Y salimos de la ferretería (perdón, del bricocenter, que uno ya es casi un experto) con un medidor inteligente, una sierra de calar de 500 w (con 68 mm de profundidad de calado, con función soplado de aire y control electrónico de serrado), unos tornillos (ahora llamados tirafondos), unos tubillones (a los que los no puestos llaman tacos de madera), doce listones de madera de teca con tratamiento antihumedad y antimoho, un estuche de brocas de madera de calado suave, cola de impacto hipoalérgica y cuatro ruedas para carrito con neumático radial, antipinchazos y perfil bajo. Total: 293 euros IVA incluido.

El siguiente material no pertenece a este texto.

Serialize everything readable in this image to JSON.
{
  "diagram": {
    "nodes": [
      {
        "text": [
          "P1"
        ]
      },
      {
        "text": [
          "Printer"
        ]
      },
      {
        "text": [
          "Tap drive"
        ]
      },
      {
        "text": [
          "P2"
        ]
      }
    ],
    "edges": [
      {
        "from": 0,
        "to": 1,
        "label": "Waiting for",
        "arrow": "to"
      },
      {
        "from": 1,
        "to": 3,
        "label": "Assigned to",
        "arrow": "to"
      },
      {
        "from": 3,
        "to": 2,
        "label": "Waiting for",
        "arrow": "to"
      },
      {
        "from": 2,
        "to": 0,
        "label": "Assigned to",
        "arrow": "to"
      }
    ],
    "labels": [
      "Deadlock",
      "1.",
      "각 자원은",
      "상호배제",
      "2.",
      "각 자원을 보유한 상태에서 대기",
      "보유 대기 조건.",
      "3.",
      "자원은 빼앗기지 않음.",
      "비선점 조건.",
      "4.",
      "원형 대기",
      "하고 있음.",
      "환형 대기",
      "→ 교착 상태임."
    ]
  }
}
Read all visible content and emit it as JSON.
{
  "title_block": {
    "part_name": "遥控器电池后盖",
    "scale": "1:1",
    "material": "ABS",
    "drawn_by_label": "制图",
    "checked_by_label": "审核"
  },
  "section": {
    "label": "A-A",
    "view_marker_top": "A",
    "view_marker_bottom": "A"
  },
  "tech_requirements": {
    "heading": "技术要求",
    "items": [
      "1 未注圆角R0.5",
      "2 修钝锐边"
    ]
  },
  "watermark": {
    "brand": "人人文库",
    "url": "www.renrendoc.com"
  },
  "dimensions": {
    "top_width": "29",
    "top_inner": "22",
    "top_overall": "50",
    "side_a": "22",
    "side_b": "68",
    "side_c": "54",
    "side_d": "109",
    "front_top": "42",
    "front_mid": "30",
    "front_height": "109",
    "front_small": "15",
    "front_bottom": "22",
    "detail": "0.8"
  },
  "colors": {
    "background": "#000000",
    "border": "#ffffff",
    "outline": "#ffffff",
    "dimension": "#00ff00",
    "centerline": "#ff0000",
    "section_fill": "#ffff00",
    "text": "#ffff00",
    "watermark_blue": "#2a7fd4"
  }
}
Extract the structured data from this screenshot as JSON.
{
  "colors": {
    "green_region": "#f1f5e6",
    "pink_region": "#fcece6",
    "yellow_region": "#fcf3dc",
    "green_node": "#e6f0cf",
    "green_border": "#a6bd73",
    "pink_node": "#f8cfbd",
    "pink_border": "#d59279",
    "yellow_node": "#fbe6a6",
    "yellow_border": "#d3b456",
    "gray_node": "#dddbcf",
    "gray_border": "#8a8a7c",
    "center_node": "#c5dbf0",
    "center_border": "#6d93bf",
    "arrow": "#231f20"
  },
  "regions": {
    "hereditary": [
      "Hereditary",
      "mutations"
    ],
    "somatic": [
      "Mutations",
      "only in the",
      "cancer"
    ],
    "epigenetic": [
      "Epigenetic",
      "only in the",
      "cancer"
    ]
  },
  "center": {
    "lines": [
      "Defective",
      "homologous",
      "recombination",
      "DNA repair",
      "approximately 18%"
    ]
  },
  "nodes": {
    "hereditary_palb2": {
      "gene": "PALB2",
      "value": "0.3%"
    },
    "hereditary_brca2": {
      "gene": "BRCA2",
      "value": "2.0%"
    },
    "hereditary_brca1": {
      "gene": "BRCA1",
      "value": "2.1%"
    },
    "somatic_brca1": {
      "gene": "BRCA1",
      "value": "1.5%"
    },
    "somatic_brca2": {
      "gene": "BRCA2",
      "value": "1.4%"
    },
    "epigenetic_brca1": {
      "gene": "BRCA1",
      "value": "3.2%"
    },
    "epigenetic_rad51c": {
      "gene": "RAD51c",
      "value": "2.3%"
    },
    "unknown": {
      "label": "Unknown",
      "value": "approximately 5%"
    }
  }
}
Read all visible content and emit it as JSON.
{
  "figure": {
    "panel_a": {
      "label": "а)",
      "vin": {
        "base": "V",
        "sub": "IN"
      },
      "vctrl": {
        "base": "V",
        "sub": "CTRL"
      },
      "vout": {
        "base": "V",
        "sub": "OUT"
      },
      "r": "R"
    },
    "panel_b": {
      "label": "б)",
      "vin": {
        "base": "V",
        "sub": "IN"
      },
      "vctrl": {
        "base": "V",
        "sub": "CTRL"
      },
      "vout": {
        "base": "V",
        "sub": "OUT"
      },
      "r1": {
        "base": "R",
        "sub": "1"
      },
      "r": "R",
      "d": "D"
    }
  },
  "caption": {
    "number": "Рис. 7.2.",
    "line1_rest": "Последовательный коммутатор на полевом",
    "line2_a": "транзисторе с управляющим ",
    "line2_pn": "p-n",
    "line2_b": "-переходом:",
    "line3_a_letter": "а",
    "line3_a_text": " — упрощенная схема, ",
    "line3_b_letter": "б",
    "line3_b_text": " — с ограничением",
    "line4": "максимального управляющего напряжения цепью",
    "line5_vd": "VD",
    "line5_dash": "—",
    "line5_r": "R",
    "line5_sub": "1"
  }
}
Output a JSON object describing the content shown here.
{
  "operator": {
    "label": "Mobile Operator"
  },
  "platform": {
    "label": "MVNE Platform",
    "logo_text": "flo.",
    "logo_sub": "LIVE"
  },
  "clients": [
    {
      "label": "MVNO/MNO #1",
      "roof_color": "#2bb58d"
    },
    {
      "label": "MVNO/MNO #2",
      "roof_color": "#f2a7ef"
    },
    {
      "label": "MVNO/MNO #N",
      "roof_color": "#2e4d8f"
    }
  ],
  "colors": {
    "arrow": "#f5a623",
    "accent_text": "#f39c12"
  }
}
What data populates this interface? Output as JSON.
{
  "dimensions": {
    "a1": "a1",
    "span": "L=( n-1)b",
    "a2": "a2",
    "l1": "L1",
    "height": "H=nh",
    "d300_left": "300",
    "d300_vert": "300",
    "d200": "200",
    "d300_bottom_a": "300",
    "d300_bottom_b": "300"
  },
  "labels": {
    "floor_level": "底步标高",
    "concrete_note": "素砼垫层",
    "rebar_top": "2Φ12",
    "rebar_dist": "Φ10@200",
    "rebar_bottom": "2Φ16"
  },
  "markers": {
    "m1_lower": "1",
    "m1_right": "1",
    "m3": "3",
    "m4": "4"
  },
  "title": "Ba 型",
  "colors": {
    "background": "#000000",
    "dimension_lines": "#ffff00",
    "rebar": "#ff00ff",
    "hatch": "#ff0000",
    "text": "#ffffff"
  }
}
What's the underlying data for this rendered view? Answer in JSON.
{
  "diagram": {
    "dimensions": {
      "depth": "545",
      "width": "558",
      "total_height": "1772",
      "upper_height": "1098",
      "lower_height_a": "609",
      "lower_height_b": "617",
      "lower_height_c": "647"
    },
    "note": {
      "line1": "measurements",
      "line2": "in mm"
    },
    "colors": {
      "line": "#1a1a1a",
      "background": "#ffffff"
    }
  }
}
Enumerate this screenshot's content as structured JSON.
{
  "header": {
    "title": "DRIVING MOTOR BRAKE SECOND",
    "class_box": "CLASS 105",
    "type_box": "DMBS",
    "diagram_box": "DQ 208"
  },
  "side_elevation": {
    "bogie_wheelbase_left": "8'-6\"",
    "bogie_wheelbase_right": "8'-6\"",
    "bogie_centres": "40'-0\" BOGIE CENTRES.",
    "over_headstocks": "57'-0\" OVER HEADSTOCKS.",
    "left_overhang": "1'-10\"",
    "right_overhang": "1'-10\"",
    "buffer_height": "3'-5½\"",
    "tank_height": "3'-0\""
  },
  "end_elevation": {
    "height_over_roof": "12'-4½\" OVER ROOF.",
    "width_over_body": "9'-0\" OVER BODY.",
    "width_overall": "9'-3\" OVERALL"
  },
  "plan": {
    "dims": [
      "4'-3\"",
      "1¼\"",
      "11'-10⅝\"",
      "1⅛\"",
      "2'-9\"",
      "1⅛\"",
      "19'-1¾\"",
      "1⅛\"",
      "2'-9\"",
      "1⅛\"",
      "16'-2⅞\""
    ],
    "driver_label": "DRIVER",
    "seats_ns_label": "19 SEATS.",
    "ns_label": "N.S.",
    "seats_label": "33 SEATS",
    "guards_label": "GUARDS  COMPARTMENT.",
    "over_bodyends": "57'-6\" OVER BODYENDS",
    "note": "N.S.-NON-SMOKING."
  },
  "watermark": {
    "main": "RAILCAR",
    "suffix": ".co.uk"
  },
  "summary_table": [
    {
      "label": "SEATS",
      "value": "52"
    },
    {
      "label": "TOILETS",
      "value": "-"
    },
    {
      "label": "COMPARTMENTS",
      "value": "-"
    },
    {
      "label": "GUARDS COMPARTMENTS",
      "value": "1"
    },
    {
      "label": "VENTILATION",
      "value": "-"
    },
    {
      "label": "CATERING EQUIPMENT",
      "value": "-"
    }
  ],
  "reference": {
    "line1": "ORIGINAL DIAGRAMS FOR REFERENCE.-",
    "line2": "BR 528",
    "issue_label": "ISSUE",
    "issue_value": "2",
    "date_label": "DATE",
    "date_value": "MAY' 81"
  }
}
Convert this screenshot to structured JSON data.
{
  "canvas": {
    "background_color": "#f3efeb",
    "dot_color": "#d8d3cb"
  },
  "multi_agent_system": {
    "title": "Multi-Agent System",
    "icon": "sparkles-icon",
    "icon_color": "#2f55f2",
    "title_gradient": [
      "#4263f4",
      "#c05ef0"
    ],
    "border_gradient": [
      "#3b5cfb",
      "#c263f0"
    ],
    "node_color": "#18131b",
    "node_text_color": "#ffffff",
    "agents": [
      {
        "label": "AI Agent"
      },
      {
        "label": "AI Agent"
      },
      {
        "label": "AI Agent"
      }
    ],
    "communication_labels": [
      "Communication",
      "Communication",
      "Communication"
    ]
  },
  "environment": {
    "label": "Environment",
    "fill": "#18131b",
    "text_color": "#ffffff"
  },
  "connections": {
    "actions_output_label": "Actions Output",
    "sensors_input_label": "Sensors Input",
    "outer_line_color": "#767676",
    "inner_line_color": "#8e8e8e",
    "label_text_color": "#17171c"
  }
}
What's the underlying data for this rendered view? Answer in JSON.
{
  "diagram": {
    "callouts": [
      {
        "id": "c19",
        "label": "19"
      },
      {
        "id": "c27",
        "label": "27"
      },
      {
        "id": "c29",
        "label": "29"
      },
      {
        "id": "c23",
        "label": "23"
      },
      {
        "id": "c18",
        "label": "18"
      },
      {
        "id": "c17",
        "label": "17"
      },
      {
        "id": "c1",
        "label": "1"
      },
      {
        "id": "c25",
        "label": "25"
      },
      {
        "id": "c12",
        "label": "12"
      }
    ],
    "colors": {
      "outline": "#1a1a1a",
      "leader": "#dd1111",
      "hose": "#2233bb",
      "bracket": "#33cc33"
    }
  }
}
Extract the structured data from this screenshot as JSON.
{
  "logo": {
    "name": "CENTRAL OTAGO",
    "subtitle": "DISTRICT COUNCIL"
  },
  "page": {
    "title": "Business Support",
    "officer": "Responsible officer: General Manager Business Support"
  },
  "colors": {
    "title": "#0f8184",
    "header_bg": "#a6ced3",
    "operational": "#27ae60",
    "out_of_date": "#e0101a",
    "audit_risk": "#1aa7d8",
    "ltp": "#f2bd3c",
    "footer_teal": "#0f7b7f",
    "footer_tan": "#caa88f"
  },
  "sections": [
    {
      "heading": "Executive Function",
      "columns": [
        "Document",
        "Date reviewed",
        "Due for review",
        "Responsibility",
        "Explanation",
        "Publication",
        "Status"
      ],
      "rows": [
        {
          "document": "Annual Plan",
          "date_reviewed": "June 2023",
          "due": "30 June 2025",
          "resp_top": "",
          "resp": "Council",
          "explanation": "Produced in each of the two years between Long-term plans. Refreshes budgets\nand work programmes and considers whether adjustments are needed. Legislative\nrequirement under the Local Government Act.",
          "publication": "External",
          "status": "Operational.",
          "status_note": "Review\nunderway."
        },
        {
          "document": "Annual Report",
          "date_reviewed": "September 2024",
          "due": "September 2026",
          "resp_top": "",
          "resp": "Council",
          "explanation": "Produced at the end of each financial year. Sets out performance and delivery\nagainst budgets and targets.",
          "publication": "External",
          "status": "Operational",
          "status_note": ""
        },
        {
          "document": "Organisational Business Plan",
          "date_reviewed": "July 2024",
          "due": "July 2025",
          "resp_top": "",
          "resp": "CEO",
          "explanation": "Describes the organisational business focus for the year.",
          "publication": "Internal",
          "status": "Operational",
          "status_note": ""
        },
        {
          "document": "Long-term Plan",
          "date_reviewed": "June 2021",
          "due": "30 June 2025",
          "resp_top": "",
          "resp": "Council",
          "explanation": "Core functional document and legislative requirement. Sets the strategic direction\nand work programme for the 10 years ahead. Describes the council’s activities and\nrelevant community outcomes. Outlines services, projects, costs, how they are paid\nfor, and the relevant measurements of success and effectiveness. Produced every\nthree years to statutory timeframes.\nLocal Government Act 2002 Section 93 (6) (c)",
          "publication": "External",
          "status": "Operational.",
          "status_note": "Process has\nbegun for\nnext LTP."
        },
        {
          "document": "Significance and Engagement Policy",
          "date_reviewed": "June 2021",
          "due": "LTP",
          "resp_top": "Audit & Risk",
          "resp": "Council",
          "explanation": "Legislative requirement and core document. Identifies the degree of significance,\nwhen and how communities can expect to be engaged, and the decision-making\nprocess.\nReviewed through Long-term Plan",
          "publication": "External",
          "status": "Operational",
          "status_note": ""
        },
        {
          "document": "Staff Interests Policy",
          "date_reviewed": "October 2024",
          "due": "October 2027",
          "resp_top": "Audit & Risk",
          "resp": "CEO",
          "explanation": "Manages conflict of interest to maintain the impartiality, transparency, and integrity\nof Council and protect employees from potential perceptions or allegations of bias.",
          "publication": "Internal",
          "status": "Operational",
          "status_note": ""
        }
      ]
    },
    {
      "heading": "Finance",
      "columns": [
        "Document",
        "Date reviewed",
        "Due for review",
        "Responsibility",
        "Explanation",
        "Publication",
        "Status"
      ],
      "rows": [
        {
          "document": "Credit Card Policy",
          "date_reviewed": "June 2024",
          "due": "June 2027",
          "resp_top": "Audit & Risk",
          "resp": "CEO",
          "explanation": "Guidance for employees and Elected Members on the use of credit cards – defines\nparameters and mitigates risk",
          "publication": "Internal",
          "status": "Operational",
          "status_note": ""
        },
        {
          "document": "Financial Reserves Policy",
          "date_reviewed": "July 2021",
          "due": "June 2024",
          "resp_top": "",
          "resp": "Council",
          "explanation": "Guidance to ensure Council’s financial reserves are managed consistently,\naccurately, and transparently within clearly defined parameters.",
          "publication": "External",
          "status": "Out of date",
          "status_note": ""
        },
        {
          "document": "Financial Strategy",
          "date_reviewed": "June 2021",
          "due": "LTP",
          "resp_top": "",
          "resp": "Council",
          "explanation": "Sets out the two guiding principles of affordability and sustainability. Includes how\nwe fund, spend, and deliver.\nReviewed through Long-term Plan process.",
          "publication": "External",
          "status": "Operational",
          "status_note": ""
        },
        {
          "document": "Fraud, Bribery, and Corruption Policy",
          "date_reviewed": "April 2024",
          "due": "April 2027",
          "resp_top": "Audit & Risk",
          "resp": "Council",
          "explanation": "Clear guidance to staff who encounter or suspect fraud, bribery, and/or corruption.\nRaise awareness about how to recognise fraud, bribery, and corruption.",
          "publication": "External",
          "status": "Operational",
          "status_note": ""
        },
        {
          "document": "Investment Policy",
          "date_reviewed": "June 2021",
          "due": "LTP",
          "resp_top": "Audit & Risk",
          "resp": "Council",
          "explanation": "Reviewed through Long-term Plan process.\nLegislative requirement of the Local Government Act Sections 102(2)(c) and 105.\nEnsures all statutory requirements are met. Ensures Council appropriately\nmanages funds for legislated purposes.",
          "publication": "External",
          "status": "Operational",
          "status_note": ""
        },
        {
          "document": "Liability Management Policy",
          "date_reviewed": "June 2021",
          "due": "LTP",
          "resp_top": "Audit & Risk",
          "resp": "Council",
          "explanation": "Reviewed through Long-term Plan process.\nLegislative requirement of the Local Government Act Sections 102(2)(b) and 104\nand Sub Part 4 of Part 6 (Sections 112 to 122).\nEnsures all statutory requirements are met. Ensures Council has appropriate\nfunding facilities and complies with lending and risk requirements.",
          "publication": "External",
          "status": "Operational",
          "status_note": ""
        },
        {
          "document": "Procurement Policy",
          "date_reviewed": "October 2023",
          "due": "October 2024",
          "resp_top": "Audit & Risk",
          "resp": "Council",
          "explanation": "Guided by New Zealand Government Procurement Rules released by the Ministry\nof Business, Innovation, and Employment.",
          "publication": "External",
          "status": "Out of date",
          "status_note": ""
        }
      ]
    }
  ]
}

Y habrá quien diga que a ese precio bien podría comprarse un carrito para las bebidas en cualquier tienda de muebles, y que por 293 euros el carrito bien pudiera llevar dirección asistida, frenos de disco, ABS, faros antiniebla, lunas tintadas y hasta aire acondicionado, pero, queridos reincidentes, no es lo mismo. Primero por la enorme satisfacción que siente uno cuando contempla su magnífica obra de arte -obviaré los desafortunados comentarios de la familia del tipo “pues el de Bricomanía es más chulo y no queda cojo de una rueda como éste” para no desanimarlos en exceso-, y segundo porque por 293 euros no sólo tengo un carrito de bebidas sino que, además, dispongo de un medidor inteligente que mide como los ángeles y una sierra que es la releche condensada; que sé que existen engalletadoras con profundas fresas, ingletes y husillos. Algo que en las clases de Pretecnología no me supieron enseñar y que usted, querido reincidente que compra sus carritos para las bebidas en vulgares tiendas de muebles, desconocería si no fuera por Bricomanía y por un servidor. De nada.